On se détend
Faut-il légaliser le cannabis? L’interrogation revient souvent dans les débats politiques. La vraie question serait plutôt: qu’est-ce qui justifie la pénalisation de la production, de la vente ou de la consommation? Autour du chanvre, c’est en général la crainte des risques qui prend le dessus. La plante déchaîne les peurs, parfois irrationnelles. Dans ce domaine, la désinformation marque les discussions et les voix scientifiques qui appellent depuis des années à contrôler la substance sans la diaboliser semblent se perdre dans des déserts sans fin.
Pour justifier pareil interdit, on imagine qu’un grave danger guette les consommateurs – ou la société dans laquelle ces derniers vivent. Mais les études s’accumulent, et avec elles les preuves que la prohibition ne règle aucun problème et que le cannabis n’est pas plus néfaste que d’autres psychotropes. Surtout si on compare la fumette à d’autres habitudes bien ancrées dans notre société suisse.

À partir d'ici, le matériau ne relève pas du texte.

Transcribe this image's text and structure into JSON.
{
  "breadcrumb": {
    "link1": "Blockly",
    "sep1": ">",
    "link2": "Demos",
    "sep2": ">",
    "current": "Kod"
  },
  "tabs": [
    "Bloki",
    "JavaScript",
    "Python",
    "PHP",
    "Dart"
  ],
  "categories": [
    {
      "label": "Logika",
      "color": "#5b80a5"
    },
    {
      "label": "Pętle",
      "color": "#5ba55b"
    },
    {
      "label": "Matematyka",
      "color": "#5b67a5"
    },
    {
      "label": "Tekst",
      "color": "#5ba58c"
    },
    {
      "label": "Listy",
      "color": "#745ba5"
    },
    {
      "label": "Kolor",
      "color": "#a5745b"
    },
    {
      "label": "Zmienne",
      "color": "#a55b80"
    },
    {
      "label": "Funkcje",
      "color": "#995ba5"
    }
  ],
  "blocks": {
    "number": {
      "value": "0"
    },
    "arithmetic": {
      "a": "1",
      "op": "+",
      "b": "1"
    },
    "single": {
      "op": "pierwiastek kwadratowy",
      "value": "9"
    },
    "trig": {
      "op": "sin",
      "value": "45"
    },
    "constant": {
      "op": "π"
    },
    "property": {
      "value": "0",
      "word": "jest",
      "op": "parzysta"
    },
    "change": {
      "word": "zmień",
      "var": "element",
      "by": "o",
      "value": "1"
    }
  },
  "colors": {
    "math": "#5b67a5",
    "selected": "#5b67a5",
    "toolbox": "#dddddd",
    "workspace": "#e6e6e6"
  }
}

Ces constats ne signifient pas que le cannabis à haut taux de THC est anodin: tout comme l’alcool ou certains médicaments, il a des effets sur notre comportement dont il faut tenir compte. S’il a été possible pour l’immense majorité de la population de comprendre qu’alcool et volant étaient incompatibles, le même enseignement sur un autre comportement à risques semble à portée de main. Cela s’appelle de la prévention, socle de toute approche anti-prohibitionniste. Un quart des moins de 15 ans ayant déjà fumé un joint au moins une fois dans leur vie, la prévention devrait être renforcée dans tous les cas, en informant de manière raisonnée, sans fantasme ni dramatisation inutiles – voire contre-productifs.
L’Uruguay ou les Pays-Bas, pour ne citer que deux exemples de pays progressistes en la matière, ne croulent pas sous le nombre des toxicomanes. Au contraire: selon une carte publiée par The Telegraph, la jeunesse hollandaise serait bien moins consommatrice qu’en France, pays plus répressif. Face à l’impossibilité de dégager un lien évident entre des politiques pénales et l’usage du cannabis, mais aussi au vu des sommes et de l’énergie considérables investies dans la guerre contre les drogues, il serait sage d’ouvrir une nouvelle page et d’aborder cette consommation comme une question de santé publique. Signe encourageant: en Suisse, plusieurs initiatives et projets pilotes explorent cette alternative.